Apunte de El Pilar de Zaragoza,
Samanta decidió por fin salir de casa.
Se vistió con sus mejores galas, de una forma coqueta.
Era hora de enfrentarse a su mayor temor.
Hacía mucho tiempo que no sentía el calor que los rayos del sol producían sobre su piel.
Abrió la puerta de casa, cabizbaja, con cierto pudor. Era tanto el tiempo que había estado sin salir...
Tapándose los ojos, levantó un primer pie para posarlo delicadamente sobre el asfalto.
Su cuerpo se llenó de sensaciones que un día creyó perdidas.
Posó el otro pie, y aquello fue algo maravilloso para Samanta. Estaba en la calle. Había vencido.
Sus miedos habían desaparecido.
Se dirigió hacia el metro. Introdujo el ticket. De pronto sus largas piernas se paralizaron, comenzó a sudar. Aquél atuendo que portaba, el cual le había costado tanto decidir, estaba empapado. Sentía desvanecerse, quería echar a correr, desaparecer del metro y volver a su casa.

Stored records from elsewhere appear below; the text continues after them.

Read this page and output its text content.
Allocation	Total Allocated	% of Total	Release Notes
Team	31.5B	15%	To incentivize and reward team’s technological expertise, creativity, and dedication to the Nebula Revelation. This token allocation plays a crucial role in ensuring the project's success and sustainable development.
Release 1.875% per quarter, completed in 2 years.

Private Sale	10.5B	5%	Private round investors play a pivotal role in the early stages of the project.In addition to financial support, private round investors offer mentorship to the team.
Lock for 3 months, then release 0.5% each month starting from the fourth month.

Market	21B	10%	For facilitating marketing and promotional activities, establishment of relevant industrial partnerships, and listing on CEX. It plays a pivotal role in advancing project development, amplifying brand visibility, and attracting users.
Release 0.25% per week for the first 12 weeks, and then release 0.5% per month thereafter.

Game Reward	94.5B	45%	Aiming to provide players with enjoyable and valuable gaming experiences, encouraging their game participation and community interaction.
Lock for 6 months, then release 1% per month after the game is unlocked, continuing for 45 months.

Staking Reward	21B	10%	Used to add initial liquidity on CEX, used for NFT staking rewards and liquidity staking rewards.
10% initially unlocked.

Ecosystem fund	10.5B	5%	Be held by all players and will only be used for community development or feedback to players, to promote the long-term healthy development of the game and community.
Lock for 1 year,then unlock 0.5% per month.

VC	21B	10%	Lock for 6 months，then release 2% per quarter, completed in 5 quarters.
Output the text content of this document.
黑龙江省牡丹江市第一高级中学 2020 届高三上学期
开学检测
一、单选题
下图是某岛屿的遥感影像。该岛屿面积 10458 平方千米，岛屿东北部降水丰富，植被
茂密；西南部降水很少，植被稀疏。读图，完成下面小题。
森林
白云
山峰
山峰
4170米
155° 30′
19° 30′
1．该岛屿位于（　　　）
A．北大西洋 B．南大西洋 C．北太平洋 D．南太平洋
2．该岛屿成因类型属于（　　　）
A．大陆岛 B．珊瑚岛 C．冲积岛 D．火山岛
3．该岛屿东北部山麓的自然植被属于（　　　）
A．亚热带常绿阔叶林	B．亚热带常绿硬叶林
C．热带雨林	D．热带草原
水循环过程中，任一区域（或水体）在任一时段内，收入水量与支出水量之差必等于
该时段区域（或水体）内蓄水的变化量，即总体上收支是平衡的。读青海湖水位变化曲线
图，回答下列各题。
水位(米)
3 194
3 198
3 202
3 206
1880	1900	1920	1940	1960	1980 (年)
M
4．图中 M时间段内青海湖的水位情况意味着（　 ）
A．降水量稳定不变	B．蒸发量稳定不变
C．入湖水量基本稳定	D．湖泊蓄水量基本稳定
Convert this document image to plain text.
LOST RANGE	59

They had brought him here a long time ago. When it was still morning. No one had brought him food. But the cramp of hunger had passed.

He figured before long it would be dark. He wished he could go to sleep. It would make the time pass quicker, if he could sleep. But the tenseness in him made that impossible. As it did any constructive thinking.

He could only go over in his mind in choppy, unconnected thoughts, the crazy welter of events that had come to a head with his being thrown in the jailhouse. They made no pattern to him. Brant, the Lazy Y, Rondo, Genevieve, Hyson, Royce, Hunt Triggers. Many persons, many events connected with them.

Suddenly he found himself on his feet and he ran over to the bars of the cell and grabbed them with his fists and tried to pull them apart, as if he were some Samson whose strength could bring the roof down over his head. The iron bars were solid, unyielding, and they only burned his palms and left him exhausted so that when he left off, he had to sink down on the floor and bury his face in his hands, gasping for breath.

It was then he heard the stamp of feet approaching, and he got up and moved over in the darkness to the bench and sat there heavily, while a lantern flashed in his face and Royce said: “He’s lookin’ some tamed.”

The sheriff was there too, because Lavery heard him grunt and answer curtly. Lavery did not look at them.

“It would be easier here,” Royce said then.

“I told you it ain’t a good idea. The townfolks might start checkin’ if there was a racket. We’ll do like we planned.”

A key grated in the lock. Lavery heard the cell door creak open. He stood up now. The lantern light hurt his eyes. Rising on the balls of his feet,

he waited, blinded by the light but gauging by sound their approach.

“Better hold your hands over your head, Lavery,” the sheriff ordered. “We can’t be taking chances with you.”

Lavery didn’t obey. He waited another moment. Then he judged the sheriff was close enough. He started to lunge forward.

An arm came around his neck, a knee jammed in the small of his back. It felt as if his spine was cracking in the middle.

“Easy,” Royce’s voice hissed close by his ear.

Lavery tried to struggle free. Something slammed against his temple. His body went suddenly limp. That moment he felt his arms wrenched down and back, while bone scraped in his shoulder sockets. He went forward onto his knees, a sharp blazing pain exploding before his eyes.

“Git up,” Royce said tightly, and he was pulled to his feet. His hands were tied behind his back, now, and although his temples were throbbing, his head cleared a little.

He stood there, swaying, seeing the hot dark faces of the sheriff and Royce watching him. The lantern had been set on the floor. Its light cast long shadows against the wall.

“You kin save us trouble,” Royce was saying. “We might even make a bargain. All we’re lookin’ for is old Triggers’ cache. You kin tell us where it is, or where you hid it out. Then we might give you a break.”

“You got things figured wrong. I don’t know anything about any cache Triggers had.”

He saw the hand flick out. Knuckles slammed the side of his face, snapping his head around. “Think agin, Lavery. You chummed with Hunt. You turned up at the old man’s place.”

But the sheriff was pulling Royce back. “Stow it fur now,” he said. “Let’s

De repente siente una cálida mano posarse en su hombro. Samanta se gira, pero no ve más que a gente pasarle por un lado y por otro, bajando apresuradamente las escaleras mecánicas.
Vuelve a notar esa presencia, pero esta vez a través de un susurro. Ella entiende: “pequeña, no tengas miedo, yo siempre estaré ahí, contigo”.